October 24, 2018
A Concrete Description Of The Cloud
In the simplest terms, cloud computing means storing data and software applications on the Internet, in secure files, then accessing that data and programs over the Internet rather than from physical hardware.
For a health system, moving into the cloud frees the system from owning and managing physical hardware and networking components that today physically reside in a health systems data center. The cloud also allows for freedom from paying employees or outsourced professionals to manage that hardware.
Benefits of moving into the cloud:
- Current applications operate no differently when the data is in the cloud versus when it is in a private / managed data center. In fact, access to your data is faster, easier, more convenient and often more secure when your approved partners want to run analytic tools or develop new apps and capabilities for your organization.
-
Health systems don’t have to invest in the hardware and the people who manage the hardware. Instead they take advantage of providers that specialize in this area to optimize computer efficiency and scalability at more favorable economic terms.
-
The cloud is exceptional at scaling up and down, so you only use the infrastructure your applications require as your data and computer requirements change.
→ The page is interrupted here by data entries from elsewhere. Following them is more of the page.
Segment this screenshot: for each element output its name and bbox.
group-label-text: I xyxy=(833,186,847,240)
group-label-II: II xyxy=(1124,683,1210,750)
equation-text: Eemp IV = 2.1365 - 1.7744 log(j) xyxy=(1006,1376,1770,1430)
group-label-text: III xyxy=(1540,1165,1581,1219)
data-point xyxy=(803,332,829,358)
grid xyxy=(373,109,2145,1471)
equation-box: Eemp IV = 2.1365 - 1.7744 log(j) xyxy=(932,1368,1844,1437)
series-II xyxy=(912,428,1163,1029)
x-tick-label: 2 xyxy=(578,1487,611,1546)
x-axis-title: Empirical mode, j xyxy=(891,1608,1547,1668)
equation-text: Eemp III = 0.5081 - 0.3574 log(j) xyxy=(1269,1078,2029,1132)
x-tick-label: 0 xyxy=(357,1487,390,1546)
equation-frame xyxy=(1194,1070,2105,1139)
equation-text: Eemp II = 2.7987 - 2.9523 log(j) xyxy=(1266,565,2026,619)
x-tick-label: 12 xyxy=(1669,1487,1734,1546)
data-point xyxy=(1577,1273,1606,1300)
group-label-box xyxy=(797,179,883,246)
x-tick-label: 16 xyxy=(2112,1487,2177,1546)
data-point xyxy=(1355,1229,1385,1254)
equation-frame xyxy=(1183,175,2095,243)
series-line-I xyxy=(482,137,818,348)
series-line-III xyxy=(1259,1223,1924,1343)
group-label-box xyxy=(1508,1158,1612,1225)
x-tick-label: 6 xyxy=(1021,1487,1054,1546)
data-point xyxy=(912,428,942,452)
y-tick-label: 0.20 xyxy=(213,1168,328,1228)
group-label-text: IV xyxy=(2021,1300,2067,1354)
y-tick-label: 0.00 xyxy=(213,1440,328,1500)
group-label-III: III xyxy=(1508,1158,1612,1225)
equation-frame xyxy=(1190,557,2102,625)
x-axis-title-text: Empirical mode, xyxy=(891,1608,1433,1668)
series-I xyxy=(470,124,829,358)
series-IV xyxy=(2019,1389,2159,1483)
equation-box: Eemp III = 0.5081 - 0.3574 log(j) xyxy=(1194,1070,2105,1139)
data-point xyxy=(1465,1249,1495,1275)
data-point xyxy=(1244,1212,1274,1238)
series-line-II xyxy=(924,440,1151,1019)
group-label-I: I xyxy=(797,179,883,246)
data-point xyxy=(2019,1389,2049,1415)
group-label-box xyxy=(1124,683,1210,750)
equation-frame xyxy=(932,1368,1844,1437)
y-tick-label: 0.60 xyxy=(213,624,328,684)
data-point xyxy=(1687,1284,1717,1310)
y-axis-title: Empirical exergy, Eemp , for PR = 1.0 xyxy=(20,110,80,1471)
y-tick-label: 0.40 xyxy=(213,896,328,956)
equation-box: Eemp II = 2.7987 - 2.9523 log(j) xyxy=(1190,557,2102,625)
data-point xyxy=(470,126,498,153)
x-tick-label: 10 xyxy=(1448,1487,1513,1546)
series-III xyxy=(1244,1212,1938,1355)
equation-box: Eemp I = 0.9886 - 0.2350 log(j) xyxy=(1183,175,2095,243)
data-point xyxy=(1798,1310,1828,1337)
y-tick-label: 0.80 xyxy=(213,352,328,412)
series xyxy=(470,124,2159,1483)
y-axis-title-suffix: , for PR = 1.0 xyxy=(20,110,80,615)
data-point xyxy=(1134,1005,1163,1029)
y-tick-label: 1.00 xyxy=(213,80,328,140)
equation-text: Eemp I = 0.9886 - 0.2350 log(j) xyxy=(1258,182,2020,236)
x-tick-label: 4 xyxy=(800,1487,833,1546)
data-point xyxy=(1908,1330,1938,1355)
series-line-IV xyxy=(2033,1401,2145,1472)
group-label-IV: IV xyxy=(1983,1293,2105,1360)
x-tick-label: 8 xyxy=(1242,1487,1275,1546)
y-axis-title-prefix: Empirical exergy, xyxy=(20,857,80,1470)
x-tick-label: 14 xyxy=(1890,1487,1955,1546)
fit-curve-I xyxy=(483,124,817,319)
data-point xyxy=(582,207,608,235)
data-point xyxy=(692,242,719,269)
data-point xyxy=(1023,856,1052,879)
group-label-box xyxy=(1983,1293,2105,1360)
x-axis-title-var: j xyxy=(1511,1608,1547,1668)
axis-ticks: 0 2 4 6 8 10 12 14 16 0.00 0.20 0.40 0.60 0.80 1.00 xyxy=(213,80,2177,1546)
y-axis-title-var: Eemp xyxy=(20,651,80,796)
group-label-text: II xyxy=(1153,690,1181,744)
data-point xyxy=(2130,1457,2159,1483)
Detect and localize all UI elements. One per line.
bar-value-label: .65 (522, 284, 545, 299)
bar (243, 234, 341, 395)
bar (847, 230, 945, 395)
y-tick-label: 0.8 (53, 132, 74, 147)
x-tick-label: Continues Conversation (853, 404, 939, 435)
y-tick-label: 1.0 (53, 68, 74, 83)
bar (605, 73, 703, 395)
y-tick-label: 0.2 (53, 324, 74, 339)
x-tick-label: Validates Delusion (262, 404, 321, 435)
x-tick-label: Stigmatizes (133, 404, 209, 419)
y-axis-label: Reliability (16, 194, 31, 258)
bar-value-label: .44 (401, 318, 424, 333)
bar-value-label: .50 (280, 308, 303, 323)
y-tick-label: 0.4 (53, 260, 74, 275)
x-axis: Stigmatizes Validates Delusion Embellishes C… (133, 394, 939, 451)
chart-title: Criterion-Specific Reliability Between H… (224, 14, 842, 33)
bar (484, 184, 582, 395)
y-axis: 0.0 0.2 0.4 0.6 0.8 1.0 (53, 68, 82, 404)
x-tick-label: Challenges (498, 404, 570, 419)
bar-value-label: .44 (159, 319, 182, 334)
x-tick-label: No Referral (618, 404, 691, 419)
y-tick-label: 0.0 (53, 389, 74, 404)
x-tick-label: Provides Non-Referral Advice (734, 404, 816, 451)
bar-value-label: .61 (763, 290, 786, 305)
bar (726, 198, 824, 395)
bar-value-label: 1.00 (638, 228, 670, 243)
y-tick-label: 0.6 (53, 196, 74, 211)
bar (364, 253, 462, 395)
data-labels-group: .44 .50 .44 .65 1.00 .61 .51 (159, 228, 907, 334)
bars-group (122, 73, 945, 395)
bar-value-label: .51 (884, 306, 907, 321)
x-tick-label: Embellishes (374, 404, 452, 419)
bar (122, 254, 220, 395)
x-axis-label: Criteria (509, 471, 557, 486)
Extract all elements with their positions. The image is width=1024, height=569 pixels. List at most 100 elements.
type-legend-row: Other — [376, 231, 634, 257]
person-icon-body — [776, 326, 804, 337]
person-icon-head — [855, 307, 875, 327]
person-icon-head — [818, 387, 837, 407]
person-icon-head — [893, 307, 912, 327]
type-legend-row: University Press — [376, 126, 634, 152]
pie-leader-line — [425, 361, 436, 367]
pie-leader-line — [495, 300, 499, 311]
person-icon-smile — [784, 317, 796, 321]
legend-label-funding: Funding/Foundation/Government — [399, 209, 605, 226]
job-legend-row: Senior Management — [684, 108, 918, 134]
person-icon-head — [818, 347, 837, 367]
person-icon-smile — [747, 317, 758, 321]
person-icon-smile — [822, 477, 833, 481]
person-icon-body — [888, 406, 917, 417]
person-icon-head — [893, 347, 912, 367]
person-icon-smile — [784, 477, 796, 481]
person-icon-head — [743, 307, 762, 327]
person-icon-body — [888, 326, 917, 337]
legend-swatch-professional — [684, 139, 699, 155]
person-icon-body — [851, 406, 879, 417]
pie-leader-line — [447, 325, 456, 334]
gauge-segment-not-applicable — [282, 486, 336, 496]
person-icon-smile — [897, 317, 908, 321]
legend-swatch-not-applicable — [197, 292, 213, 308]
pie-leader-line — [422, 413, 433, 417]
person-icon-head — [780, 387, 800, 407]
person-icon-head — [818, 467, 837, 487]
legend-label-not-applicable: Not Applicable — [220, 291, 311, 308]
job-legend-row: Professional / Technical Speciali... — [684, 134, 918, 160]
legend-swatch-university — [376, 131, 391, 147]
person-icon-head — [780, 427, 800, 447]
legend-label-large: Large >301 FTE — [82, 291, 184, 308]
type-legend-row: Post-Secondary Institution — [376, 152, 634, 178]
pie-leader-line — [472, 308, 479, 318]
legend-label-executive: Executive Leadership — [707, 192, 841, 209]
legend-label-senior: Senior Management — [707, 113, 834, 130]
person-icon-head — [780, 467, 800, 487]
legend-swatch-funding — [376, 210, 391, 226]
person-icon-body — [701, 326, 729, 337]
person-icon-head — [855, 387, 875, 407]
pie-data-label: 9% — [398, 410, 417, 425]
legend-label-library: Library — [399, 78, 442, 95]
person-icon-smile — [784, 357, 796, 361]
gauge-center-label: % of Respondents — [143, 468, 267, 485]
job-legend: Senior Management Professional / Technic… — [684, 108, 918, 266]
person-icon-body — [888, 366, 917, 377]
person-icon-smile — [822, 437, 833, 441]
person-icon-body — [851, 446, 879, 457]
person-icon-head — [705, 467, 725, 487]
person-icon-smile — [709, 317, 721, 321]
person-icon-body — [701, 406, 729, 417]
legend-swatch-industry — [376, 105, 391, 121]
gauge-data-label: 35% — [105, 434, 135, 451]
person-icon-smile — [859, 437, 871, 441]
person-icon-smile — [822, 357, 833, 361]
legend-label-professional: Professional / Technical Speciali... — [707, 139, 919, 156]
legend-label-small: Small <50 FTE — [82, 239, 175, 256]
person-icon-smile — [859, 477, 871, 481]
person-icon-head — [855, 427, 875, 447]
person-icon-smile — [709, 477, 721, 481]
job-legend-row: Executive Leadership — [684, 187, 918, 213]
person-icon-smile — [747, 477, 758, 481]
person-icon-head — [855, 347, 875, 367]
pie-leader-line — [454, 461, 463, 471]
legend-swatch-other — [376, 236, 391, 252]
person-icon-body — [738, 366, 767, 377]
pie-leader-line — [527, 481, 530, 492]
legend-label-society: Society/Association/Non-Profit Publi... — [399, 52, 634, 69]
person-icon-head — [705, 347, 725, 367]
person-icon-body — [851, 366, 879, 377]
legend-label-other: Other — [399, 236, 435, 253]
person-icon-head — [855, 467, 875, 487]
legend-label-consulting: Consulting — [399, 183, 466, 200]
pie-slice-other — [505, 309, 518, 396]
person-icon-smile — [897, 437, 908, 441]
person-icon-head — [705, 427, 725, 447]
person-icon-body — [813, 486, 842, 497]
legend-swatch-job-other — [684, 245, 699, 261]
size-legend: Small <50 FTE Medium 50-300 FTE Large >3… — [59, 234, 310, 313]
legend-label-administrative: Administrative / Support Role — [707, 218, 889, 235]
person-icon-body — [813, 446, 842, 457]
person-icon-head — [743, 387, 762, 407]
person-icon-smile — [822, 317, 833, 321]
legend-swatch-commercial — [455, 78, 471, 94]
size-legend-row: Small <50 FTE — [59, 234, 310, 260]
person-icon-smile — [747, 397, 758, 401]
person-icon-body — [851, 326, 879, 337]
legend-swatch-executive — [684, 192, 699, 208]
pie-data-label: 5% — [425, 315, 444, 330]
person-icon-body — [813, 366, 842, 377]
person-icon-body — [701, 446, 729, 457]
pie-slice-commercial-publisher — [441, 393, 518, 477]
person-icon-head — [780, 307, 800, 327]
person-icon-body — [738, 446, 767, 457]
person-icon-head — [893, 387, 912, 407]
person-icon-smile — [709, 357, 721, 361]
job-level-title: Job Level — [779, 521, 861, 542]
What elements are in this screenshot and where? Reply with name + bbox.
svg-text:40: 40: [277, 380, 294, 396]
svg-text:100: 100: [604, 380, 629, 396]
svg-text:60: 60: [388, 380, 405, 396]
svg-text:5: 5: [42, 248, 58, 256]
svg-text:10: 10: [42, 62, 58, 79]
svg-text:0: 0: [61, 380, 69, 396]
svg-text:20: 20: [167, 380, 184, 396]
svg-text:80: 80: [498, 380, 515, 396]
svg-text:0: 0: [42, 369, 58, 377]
That compares to an enterprise system that was specified and purchased to meet estimated peak usage, that now sits in your physical data center. A majority of the time, the expensive hardware is underutilized resulting in compute and cost waste.
-
Your data will likely be more secure in the cloud since it is hosted and managed with the same security standards and best practices as the parent company (ie. Google, Amazon, Microsoft).
-
Development languages used with data stored in the cloud are the most current, most advanced, and open source. It’s not technology owned by a corporation that you need to license.
The security, performance, accessibility and cost-savings make moving to a cloud platform the transformation needed for healthcare data.